Marsha's lanternshark
- Conservation status: Least Concern (IUCN 3.1)

Scientific classification
- Kingdom: Animalia
- Phylum: Chordata
- Class: Chondrichthyes
- Subclass: Elasmobranchii
- Division: Selachii
- Order: Squaliformes
- Family: Etmopteridae
- Genus: Etmopterus
- Species: E. marshae
- Binomial name: Etmopterus marshae Ebert, Van & Hees, 2018

= Marsha's lanternshark =

- Genus: Etmopterus
- Species: marshae
- Authority: Ebert, Van & Hees, 2018
- Conservation status: LC

Species of shark

Marsha's lanternshark (Etmopterus marshae) is a species of shark in the family Etmopteridae.
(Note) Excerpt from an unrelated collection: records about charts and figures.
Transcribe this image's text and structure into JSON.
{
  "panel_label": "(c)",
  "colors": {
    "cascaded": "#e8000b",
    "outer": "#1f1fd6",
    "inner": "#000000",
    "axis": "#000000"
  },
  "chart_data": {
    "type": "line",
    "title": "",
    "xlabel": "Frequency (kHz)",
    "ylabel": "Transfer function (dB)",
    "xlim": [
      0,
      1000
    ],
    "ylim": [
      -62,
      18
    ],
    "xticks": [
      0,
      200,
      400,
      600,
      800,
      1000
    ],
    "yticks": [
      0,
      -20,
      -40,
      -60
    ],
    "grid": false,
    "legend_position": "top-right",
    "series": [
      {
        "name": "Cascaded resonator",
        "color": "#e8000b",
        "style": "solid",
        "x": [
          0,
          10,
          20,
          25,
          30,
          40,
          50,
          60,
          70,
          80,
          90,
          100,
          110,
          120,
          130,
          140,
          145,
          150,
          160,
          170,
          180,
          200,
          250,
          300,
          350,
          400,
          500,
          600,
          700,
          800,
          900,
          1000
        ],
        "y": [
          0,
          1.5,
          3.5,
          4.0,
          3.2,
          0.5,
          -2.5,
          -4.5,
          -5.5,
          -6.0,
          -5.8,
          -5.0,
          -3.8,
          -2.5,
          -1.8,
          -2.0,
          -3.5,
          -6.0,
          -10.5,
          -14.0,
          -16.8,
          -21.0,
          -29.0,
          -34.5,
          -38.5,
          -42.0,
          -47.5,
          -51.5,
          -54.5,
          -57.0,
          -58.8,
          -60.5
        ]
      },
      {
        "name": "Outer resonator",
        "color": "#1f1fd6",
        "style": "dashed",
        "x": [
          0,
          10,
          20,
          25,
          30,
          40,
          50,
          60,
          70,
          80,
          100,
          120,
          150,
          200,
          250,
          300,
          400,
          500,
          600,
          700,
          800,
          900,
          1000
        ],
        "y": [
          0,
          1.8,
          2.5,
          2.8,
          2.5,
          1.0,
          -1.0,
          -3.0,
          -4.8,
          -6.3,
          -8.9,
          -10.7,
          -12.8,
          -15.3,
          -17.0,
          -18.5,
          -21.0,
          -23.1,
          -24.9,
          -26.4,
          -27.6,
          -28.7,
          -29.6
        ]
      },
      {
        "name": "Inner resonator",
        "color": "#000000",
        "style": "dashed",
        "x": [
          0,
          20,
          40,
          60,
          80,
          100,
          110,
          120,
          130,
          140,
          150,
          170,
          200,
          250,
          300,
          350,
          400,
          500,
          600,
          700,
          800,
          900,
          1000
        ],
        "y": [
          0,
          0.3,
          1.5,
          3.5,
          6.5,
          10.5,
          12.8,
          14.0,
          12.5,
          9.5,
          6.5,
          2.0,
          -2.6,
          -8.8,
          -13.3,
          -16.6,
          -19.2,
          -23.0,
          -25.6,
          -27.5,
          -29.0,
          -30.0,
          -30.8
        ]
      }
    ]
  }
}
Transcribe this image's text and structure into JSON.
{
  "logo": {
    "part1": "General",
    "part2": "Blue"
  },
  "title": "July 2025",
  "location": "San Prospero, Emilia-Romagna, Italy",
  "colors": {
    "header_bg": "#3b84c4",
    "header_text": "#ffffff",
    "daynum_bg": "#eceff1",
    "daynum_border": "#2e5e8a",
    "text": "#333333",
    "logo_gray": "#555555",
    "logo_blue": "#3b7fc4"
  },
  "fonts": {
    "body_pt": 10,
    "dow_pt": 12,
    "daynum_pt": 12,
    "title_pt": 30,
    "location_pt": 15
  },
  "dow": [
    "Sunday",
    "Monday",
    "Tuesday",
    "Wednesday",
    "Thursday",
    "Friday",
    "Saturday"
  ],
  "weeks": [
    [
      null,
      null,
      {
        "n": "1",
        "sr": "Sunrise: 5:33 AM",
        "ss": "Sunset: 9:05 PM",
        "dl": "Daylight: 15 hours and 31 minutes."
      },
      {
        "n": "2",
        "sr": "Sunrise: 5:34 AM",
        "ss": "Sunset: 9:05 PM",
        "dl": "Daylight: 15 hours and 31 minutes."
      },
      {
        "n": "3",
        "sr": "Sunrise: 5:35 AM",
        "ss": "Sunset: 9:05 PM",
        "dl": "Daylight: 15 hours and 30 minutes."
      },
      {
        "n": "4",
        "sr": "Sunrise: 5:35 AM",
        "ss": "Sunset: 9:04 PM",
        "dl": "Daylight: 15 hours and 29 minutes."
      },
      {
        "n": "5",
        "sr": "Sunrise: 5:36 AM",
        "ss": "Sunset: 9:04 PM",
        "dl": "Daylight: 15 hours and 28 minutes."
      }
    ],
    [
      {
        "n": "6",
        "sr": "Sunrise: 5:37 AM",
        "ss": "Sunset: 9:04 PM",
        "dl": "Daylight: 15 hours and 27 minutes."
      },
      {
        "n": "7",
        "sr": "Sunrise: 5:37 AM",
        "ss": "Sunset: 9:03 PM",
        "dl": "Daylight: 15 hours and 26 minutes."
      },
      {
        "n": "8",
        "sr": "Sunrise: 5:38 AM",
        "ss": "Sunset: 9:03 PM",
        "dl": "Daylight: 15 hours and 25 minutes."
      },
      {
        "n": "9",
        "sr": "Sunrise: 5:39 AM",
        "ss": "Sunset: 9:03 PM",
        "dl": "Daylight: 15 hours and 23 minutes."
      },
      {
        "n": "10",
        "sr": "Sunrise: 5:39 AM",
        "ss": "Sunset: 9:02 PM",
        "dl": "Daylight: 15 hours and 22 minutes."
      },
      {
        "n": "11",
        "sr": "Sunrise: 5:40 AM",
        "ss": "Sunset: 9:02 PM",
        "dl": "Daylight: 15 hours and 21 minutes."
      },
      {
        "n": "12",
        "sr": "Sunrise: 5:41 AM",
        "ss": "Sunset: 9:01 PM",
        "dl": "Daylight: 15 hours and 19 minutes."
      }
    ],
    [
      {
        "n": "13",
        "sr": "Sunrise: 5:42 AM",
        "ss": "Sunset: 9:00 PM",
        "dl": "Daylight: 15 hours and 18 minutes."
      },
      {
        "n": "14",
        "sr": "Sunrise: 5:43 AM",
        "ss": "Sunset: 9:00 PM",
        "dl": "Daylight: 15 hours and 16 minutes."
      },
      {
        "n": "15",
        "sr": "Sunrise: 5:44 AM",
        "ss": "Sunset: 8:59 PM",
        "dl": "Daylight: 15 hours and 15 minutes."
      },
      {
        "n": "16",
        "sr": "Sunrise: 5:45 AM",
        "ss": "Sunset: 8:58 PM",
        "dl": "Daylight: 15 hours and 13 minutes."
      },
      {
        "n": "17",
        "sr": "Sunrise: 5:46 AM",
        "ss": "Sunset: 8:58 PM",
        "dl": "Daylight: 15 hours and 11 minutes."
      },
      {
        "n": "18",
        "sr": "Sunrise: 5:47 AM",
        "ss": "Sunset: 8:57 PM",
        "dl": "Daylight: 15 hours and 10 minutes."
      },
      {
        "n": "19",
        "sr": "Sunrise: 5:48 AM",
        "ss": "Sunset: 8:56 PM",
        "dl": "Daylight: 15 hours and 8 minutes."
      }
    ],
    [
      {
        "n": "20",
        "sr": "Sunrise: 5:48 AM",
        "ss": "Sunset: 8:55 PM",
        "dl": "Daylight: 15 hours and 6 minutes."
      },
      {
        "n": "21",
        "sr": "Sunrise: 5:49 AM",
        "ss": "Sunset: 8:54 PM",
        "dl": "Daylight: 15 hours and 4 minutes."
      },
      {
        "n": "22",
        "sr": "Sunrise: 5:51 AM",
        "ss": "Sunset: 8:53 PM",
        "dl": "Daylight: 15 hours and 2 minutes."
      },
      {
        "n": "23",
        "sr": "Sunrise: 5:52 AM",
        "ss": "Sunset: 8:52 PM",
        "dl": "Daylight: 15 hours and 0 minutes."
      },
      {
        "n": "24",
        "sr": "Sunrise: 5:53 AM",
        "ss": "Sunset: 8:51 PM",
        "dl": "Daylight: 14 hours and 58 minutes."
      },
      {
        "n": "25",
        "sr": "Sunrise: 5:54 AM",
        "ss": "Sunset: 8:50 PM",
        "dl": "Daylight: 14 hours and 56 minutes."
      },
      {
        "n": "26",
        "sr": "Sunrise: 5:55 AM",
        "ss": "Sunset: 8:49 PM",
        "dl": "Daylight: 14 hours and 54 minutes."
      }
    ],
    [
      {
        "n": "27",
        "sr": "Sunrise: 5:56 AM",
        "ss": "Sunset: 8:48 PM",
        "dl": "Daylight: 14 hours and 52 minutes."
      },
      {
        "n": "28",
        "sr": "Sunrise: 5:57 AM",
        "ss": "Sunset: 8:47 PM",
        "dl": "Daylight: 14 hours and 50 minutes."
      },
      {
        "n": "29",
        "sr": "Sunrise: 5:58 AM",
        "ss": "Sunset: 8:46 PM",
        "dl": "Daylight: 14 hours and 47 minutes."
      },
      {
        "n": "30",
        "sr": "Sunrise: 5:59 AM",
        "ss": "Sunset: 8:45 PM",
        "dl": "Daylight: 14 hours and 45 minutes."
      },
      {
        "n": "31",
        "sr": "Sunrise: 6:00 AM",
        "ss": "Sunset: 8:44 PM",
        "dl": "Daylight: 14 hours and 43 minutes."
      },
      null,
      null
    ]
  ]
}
It is found in the Western Pacific near the Philippines and can reach 23.4 cm in length.

== Description ==
Males reach a length of up to 23.4 cm, while females reach 19.2 cm. The species is slender and has a whitish and purplish body colouration. Between the pectoral and pelvic fins and the upper caudal fins are markings with a dark and light banding pattern.

== Distribution and habitat ==
The species occurs in a small area between Taiwan and the Philippines, near the Batanes. It inhabits marine waters from 322 to 337 meters deep over a sandy bottom.